The City Council unanimously voted Wednesday night to approve a resolution condemning the recent addition of concertina wire along the border fence within Nogales city limits.

The resolution demands that Customs and Border Protection immediately remove the wire.

It also states that the city’s development code bans the use of this type of fencing in areas other than commercial or industrial storage areas and only at a minimum height of 6 feet.

Christine Courtland, a resident who frequently walks by the fence, said the additional wiring will potentially scare away visitors, the economic backbone of the city.

“I have never seen anything to make a border crossing look more like a war zone than this,” she said. “I’m absolutely insulted.”

Before city officials passed the resolution demanding removal of the wire, Nogales residents filed into the small government building on the west side of North Grand Avenue to express their displeasure.

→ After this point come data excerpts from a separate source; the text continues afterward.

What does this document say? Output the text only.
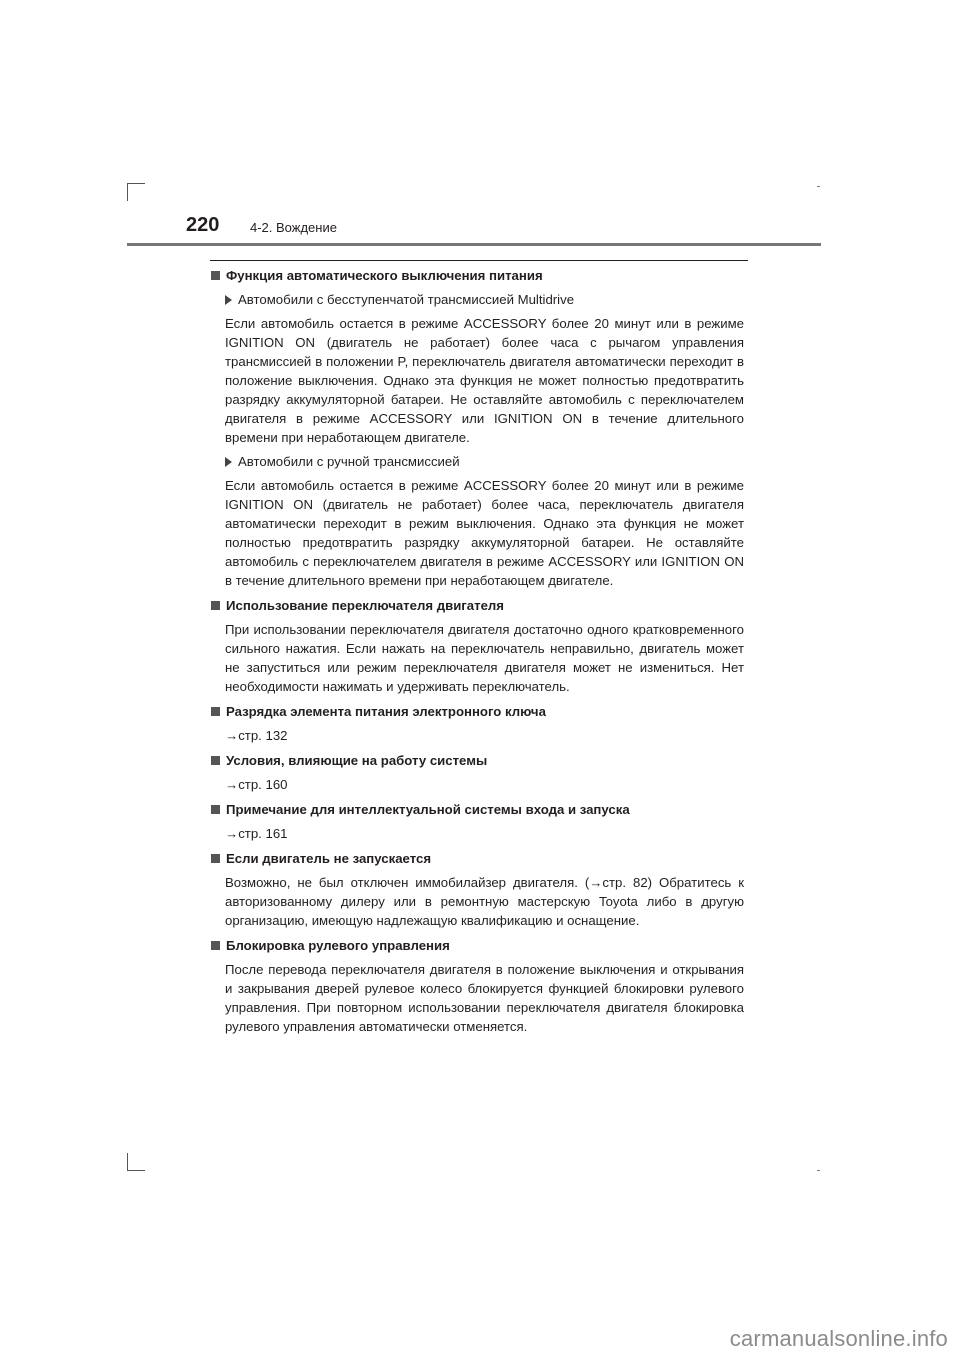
220 4-2. Вождение
Функция автоматического выключения питания
Автомобили с бесступенчатой трансмиссией Multidrive
Если автомобиль остается в режиме ACCESSORY более 20 минут или в режиме IGNITION ON (двигатель не работает) более часа с рычагом управления трансмиссией в положении P, переключатель двигателя автоматически переходит в положение выключения. Однако эта функция не может полностью предотвратить разрядку аккумуляторной батареи. Не оставляйте автомобиль с переключателем двигателя в режиме ACCESSORY или IGNITION ON в течение длительного времени при неработающем двигателе.
Автомобили с ручной трансмиссией
Если автомобиль остается в режиме ACCESSORY более 20 минут или в режиме IGNITION ON (двигатель не работает) более часа, переключатель двигателя автоматически переходит в режим выключения. Однако эта функция не может полностью предотвратить разрядку аккумуляторной батареи. Не оставляйте автомобиль с переключателем двигателя в режиме ACCESSORY или IGNITION ON в течение длительного времени при неработающем двигателе.
Использование переключателя двигателя
При использовании переключателя двигателя достаточно одного кратковременного сильного нажатия. Если нажать на переключатель неправильно, двигатель может не запуститься или режим переключателя двигателя может не измениться. Нет необходимости нажимать и удерживать переключатель.
Разрядка элемента питания электронного ключа
→стр. 132
Условия, влияющие на работу системы
→стр. 160
Примечание для интеллектуальной системы входа и запуска
→стр. 161
Если двигатель не запускается
Возможно, не был отключен иммобилайзер двигателя. (→стр. 82) Обратитесь к авторизованному дилеру или в ремонтную мастерскую Toyota либо в другую организацию, имеющую надлежащую квалификацию и оснащение.
Блокировка рулевого управления
После перевода переключателя двигателя в положение выключения и открывания и закрывания дверей рулевое колесо блокируется функцией блокировки рулевого управления. При повторном использовании переключателя двигателя блокировка рулевого управления автоматически отменяется.
carmanualsonline.info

“That razor wire against the wall, it made me want to cry. It truly did,” said Sherrie Nixon, who has lived in Nogales for 33 years.

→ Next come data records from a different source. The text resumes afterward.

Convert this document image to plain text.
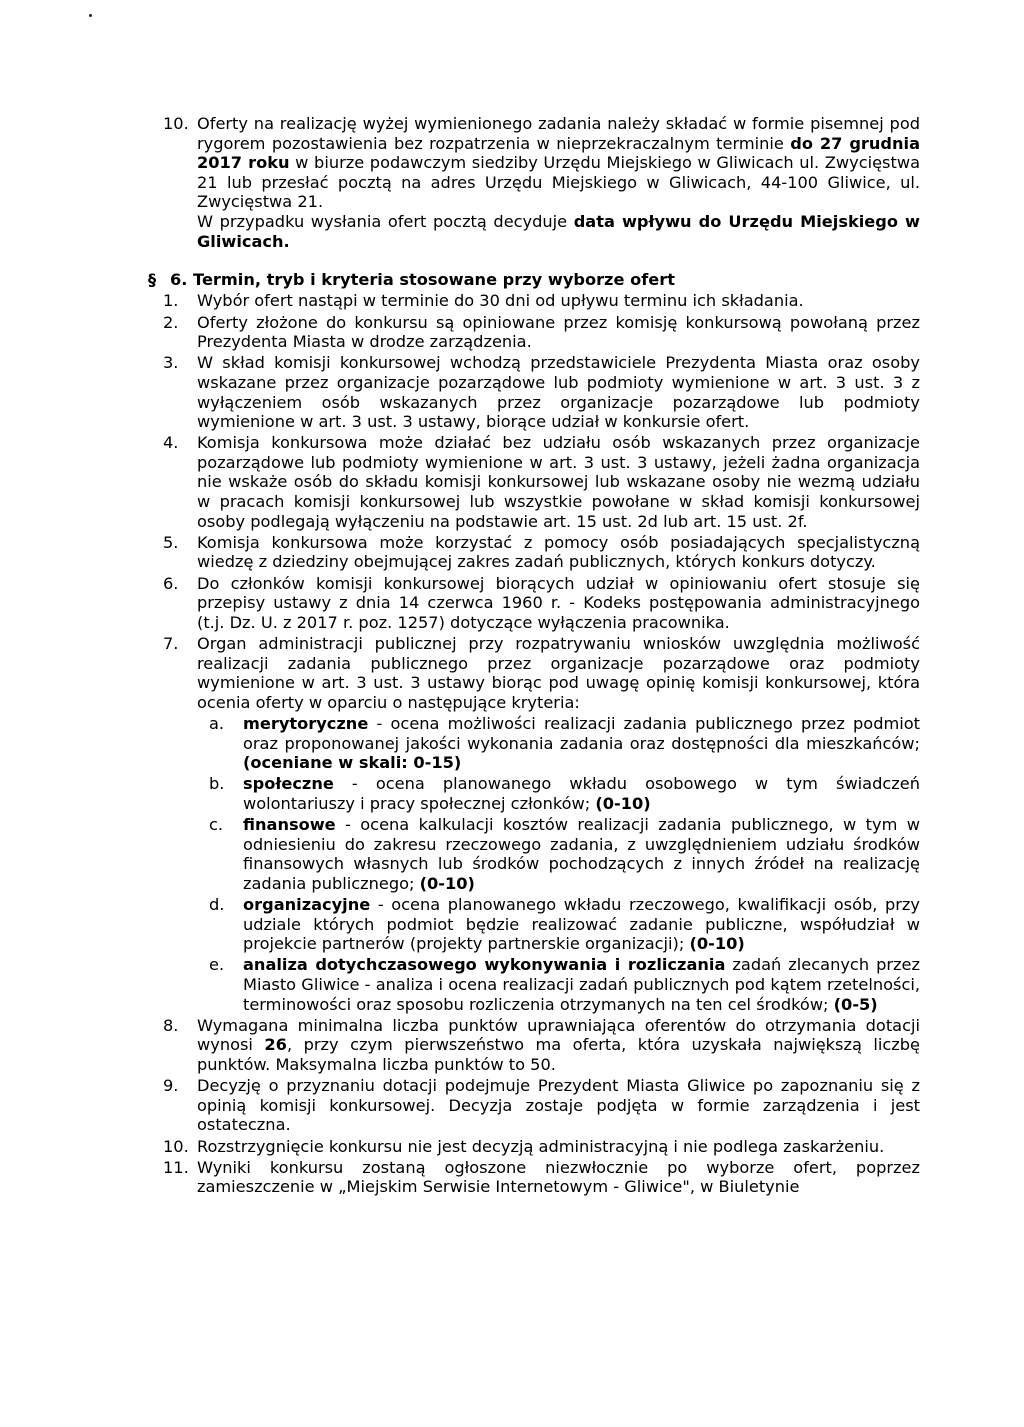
10. Oferty na realizację wyżej wymienionego zadania należy składać w formie pisemnej pod rygorem pozostawienia bez rozpatrzenia w nieprzekraczalnym terminie do 27 grudnia 2017 roku w biurze podawczym siedziby Urzędu Miejskiego w Gliwicach ul. Zwycięstwa 21 lub przesłać pocztą na adres Urzędu Miejskiego w Gliwicach, 44-100 Gliwice, ul. Zwycięstwa 21.
W przypadku wysłania ofert pocztą decyduje data wpływu do Urzędu Miejskiego w Gliwicach.
§ 6. Termin, tryb i kryteria stosowane przy wyborze ofert
1.	Wybór ofert nastąpi w terminie do 30 dni od upływu terminu ich składania.
2.	Oferty złożone do konkursu są opiniowane przez komisję konkursową powołaną przez Prezydenta Miasta w drodze zarządzenia.
3.	W skład komisji konkursowej wchodzą przedstawiciele Prezydenta Miasta oraz osoby wskazane przez organizacje pozarządowe lub podmioty wymienione w art. 3 ust. 3 z wyłączeniem osób wskazanych przez organizacje pozarządowe lub podmioty wymienione w art. 3 ust. 3 ustawy, biorące udział w konkursie ofert.
4.	Komisja konkursowa może działać bez udziału osób wskazanych przez organizacje pozarządowe lub podmioty wymienione w art. 3 ust. 3 ustawy, jeżeli żadna organizacja nie wskaże osób do składu komisji konkursowej lub wskazane osoby nie wezmą udziału w pracach komisji konkursowej lub wszystkie powołane w skład komisji konkursowej osoby podlegają wyłączeniu na podstawie art. 15 ust. 2d lub art. 15 ust. 2f.
5.	Komisja konkursowa może korzystać z pomocy osób posiadających specjalistyczną wiedzę z dziedziny obejmującej zakres zadań publicznych, których konkurs dotyczy.
6.	Do członków komisji konkursowej biorących udział w opiniowaniu ofert stosuje się przepisy ustawy z dnia 14 czerwca 1960 r. - Kodeks postępowania administracyjnego (t.j. Dz. U. z 2017 r. poz. 1257) dotyczące wyłączenia pracownika.
7.	Organ administracji publicznej przy rozpatrywaniu wniosków uwzględnia możliwość realizacji zadania publicznego przez organizacje pozarządowe oraz podmioty wymienione w art. 3 ust. 3 ustawy biorąc pod uwagę opinię komisji konkursowej, która ocenia oferty w oparciu o następujące kryteria:
a.	merytoryczne - ocena możliwości realizacji zadania publicznego przez podmiot oraz proponowanej jakości wykonania zadania oraz dostępności dla mieszkańców; (oceniane w skali: 0-15)
b.	społeczne - ocena planowanego wkładu osobowego w tym świadczeń wolontariuszy i pracy społecznej członków; (0-10)
c.	finansowe - ocena kalkulacji kosztów realizacji zadania publicznego, w tym w odniesieniu do zakresu rzeczowego zadania, z uwzględnieniem udziału środków finansowych własnych lub środków pochodzących z innych źródeł na realizację zadania publicznego; (0-10)
d.	organizacyjne - ocena planowanego wkładu rzeczowego, kwalifikacji osób, przy udziale których podmiot będzie realizować zadanie publiczne, współudział w projekcie partnerów (projekty partnerskie organizacji); (0-10)
e.	analiza dotychczasowego wykonywania i rozliczania zadań zlecanych przez Miasto Gliwice - analiza i ocena realizacji zadań publicznych pod kątem rzetelności, terminowości oraz sposobu rozliczenia otrzymanych na ten cel środków; (0-5)
8.	Wymagana minimalna liczba punktów uprawniająca oferentów do otrzymania dotacji wynosi 26, przy czym pierwszeństwo ma oferta, która uzyskała największą liczbę punktów. Maksymalna liczba punktów to 50.
9.	Decyzję o przyznaniu dotacji podejmuje Prezydent Miasta Gliwice po zapoznaniu się z opinią komisji konkursowej. Decyzja zostaje podjęta w formie zarządzenia i jest ostateczna.
10. Rozstrzygnięcie konkursu nie jest decyzją administracyjną i nie podlega zaskarżeniu.
11. Wyniki konkursu zostaną ogłoszone niezwłocznie po wyborze ofert, poprzez zamieszczenie w „Miejskim Serwisie Internetowym - Gliwice", w Biuletynie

According to Mayor Arturo Garino, Border Patrol crews began installing the concertina wire on the lower parts of the fence Feb. 1 to fulfill orders from Customs and Border Protection to fortify the border.  Before then, the wire had been strung only at the top of the fence.

In a statement, a CPB spokesperson said the additional wire was installed in response to a request for additional support in high-risk urban areas commonly exploited by criminal smuggling organizations. It said CBP is constantly evaluating operational needs and that, currently, there are no plans to remove the wire.

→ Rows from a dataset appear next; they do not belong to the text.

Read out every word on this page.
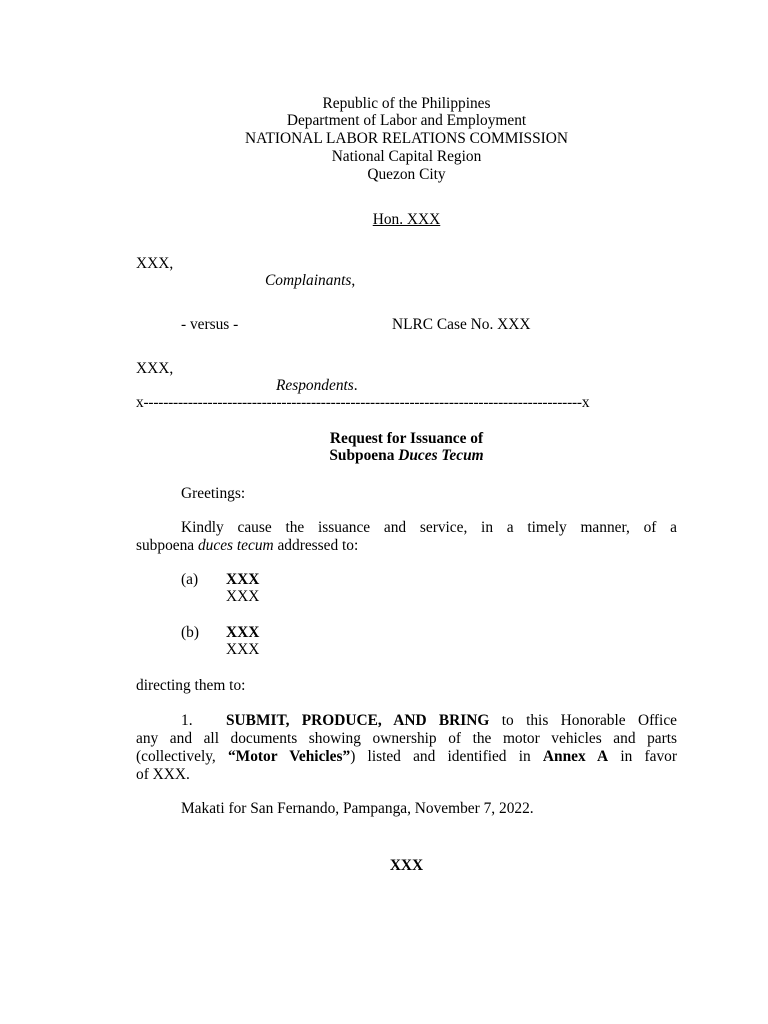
Republic of the Philippines
Department of Labor and Employment
NATIONAL LABOR RELATIONS COMMISSION
National Capital Region
Quezon City
Hon. XXX
XXX,
Complainants,
- versus -	NLRC Case No. XXX
XXX,
Respondents.
x-----------------------------------------------------------------------------------------x
Request for Issuance of
Subpoena Duces Tecum
Greetings:
Kindly cause the issuance and service, in a timely manner, of a
subpoena duces tecum addressed to:
(a) XXX
XXX
(b) XXX
XXX
directing them to:
1. SUBMIT, PRODUCE, AND BRING to this Honorable Office
any and all documents showing ownership of the motor vehicles and parts
(collectively, “Motor Vehicles”) listed and identified in Annex A in favor
of XXX.
Makati for San Fernando, Pampanga, November 7, 2022.
XXX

The city council’s resolution said that concertina wire strung along the ground typically is found only on a battlefield or in a prison setting.

Garino said that if the city council agrees, officials will “probably start working on a lawsuit” against the federal government.

Garino is concerned the concertina wire will be a safety and economic threat.

“I fear the day that one of our firemen or police officers have to go there because somebody fell into the wire and they need to excavate that person out of there,” he said.

Due to the unsightly wire’s proximity to commercial businesses, Garino said it will deter tourists from the U.S. and shoppers from Mexico, a large component of the city’s economy.

“The first thing someone is going to think is, ‘What is on the other side that I’m so afraid of?’” the mayor said.

Cesar Lopez grew up along the border and has witnessed the progressive increase in security.

“I feel that more of this wire, more of these troops, more of these big military trucks, more armed men, it makes us feel less safe,” he said.